One hundred percent improvisation. That’s what sets apart an EOTO show from other electronic dance music acts.
“You never know what you’re going to get because everything is created organically on stage, it’s not just a DJ who creates beats on stage live,” said Crawford Byers, the talent buyer for Agave in Avon. “There’s very little intention or structure, and it just blows people away.”
Indeed, the duo — Michael Travis and Jason Hann, both of String Cheese Incident — create all the sounds in the moment, using drum kits and electronic drums, synthesizers, voices and guitars.
“They’re doing it live and organically,” Byers said.
The duo perform at Agave in Avon on Wednesday. It marks the first time EOTO has performed at the small venue.
“They’re playing the Fillmore (Auditorium) in Denver and they’re playing Agave, it is kind of a coup for us,” Byers said. “They’ve been one of the big names in live electronic music over the last few years, and given that Colorado is home for String Cheese Incident, these guys have a lot of cache in Colorado.”
EOTO headlined the Global Dance Festival at Red Rocks this summer, which sold out, demonstrating how far the duo has come since their start in 2006.
“Of all the side projects that bands out there can have, these guys have done an incredible job of creating something different than what String Cheese Incident does,” Byers said. “(The music) is very applicable to where kids’ tastes lie today. The jam fans are only getting older, and these guys have reinvented themselves and created a whole different side project that goes into a different genre than what they’re known for. There are fans in the middle, but there’s a different fan base in a lot of ways.”

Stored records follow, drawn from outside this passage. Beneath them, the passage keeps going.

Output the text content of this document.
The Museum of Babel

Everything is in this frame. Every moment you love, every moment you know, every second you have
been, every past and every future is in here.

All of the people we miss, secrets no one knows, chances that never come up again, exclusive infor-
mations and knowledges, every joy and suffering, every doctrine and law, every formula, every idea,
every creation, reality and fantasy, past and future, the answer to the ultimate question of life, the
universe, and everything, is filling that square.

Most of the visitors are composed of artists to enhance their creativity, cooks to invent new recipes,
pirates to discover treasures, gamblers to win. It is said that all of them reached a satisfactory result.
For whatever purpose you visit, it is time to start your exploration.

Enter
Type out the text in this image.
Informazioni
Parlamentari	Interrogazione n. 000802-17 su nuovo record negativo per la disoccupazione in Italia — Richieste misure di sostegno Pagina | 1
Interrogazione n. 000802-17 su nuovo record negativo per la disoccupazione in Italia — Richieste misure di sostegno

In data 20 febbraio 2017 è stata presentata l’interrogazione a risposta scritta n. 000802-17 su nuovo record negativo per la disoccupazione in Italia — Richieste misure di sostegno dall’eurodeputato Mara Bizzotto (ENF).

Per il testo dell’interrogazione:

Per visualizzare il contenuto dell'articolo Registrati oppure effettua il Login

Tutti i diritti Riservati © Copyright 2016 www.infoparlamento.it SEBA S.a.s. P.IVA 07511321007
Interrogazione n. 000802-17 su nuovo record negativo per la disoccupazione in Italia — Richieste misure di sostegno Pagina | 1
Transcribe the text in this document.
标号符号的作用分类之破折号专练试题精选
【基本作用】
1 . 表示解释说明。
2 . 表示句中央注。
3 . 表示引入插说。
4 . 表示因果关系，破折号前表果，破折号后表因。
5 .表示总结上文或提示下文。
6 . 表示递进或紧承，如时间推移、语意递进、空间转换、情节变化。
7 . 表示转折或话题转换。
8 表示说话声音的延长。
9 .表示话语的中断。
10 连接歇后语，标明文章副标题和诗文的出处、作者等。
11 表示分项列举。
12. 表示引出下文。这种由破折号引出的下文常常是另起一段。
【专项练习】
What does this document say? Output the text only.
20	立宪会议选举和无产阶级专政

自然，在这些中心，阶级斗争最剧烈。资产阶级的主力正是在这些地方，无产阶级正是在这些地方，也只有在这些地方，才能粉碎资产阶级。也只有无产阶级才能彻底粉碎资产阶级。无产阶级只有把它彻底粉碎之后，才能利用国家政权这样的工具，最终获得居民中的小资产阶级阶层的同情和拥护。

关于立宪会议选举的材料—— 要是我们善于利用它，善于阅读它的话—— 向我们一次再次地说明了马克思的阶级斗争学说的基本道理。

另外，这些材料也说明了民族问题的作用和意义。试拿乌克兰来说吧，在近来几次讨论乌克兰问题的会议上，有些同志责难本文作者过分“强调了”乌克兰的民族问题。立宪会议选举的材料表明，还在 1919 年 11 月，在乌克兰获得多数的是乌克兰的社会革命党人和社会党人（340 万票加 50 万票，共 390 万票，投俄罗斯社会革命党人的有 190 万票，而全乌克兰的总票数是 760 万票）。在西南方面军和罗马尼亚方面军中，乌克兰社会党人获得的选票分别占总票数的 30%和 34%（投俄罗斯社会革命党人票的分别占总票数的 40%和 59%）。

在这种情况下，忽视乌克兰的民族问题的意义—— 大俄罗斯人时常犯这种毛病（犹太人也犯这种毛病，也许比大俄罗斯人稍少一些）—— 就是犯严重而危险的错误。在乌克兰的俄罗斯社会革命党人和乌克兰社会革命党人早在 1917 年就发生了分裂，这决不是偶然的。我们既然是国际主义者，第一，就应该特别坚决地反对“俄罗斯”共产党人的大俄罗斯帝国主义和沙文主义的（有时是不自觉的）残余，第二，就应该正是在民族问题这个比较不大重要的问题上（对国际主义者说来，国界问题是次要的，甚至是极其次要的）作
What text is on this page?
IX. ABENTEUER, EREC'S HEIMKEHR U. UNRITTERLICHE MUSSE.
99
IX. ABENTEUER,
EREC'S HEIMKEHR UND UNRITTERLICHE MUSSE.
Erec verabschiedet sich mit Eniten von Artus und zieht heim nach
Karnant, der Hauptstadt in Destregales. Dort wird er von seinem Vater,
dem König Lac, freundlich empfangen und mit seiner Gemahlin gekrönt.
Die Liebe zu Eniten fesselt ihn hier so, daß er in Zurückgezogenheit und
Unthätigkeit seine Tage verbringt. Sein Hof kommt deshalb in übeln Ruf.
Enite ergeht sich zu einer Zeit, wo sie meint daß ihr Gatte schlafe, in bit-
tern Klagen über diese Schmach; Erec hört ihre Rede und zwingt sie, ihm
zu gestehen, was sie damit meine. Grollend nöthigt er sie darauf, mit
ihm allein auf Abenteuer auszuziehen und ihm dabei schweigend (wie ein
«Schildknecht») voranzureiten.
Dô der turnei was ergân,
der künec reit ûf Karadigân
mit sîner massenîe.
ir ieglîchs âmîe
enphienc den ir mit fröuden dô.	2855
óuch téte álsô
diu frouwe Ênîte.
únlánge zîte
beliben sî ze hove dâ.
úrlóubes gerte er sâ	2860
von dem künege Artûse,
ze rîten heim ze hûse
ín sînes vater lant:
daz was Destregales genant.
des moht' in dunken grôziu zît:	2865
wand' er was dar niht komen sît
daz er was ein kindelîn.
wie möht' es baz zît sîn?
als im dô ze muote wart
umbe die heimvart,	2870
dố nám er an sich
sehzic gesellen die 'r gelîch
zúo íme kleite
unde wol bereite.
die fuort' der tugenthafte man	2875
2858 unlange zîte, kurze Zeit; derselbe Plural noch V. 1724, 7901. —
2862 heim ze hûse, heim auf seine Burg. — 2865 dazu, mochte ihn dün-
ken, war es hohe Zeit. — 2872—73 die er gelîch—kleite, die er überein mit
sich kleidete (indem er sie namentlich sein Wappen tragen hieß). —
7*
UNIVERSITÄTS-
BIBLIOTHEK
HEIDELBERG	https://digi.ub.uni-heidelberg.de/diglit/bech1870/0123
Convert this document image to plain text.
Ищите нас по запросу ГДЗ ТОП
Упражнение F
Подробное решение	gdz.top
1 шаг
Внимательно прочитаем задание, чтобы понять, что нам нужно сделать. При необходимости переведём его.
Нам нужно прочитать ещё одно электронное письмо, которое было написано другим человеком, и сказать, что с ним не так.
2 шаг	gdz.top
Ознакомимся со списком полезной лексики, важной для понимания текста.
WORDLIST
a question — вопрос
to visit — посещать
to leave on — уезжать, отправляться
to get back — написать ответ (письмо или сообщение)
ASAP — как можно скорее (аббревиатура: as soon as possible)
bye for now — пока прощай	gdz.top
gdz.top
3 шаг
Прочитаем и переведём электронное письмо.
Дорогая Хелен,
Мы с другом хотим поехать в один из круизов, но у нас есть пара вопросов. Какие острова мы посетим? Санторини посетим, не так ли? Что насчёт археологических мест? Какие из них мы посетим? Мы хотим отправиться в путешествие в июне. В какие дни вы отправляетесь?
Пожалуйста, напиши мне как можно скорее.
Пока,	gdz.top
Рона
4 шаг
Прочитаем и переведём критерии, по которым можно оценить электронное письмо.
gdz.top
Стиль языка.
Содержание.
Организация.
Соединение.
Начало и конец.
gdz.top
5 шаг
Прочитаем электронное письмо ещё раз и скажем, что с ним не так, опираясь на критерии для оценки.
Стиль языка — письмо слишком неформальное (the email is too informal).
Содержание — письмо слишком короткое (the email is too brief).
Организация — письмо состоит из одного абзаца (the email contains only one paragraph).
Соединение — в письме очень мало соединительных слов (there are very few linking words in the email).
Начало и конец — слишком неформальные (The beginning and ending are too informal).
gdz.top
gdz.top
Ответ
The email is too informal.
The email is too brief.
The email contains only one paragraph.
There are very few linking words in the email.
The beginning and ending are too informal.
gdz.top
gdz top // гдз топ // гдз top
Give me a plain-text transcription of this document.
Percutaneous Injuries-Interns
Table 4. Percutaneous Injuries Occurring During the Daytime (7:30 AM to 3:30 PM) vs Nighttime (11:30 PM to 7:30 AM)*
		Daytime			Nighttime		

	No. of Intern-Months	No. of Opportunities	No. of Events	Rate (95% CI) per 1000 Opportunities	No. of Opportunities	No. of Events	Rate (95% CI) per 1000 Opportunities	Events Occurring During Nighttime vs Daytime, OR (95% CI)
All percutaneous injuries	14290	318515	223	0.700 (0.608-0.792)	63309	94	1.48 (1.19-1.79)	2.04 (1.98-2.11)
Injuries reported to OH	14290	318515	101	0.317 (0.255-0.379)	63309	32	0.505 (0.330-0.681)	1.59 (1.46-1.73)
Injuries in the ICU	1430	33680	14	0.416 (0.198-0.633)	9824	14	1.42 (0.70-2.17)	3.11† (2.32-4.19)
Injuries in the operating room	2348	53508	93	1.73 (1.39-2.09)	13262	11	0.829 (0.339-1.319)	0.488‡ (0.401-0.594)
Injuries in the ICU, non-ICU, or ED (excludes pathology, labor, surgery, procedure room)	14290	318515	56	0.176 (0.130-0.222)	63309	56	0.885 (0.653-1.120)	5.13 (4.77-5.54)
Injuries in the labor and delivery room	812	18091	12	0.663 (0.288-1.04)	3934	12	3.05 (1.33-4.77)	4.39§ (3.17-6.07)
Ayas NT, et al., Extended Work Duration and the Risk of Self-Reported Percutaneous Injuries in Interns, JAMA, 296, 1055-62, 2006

Hann took the time to answer a few questions for the Vail Daily, pre-turkey feast last week.
Vail Daily: Last time I talked to the band, you guys were preparing to play as HonkeyTonk Observatory with Bill Nershi from String Cheese up at the YarmonyGrass Festival. Tell me about how that collaboration went? What kind of feedback did you get?
Jason Hann: It was great. One of our best collaborations. We all went in with a really open mind as to what could happen, and it came off with such a good flow and vibe to it. We thought the initial announcement might be shocking to Yarmony Festival goers, but the reaction was more in the “that could be really cool” category. (We) definitely want to try and make it happen again.
VD: As far as the electronic dance music scene, do you think we’re in the midst of electronic dance music moving from the “underground” scene to above ground?
JH: It’s already done that. It hasn’t translated to being represented on the Billboard charts, but most kids 23 and under are into electronic dance music along with some other style of music that they like. It comes with the good and the bad of it. Any music that gets that popular has a habit of turning out a lot of bad music, so it seems like I need to sort through a lot more music to find gems in electronic dance music that are actually inspiring, as opposed to music that just keeps the dance floor moving.
VD: What can people expect from your upcoming show at Agave?
JH: Expect the unexpected. We don’t know what we’re going to do yet. It will stay in the electronic dance music zone — electro, moombahton, glitch hop, dubstep. But we’re hitting all of these other moods that we haven’t been able to put a label on yet. We’re really enjoying that we feel more creative than ever.
VD: With Thanksgiving over, tell me what you’re thankful for?
JH: Family, friends and an ability to provide. So many people are having a hard time with jobs and mortgages. Sending good wishes to the people having it rough through the holiday period.
VD: What’s a question you wish journalists would ask, and answer it.
JH: What, outside of music, inspires you? Good human beings.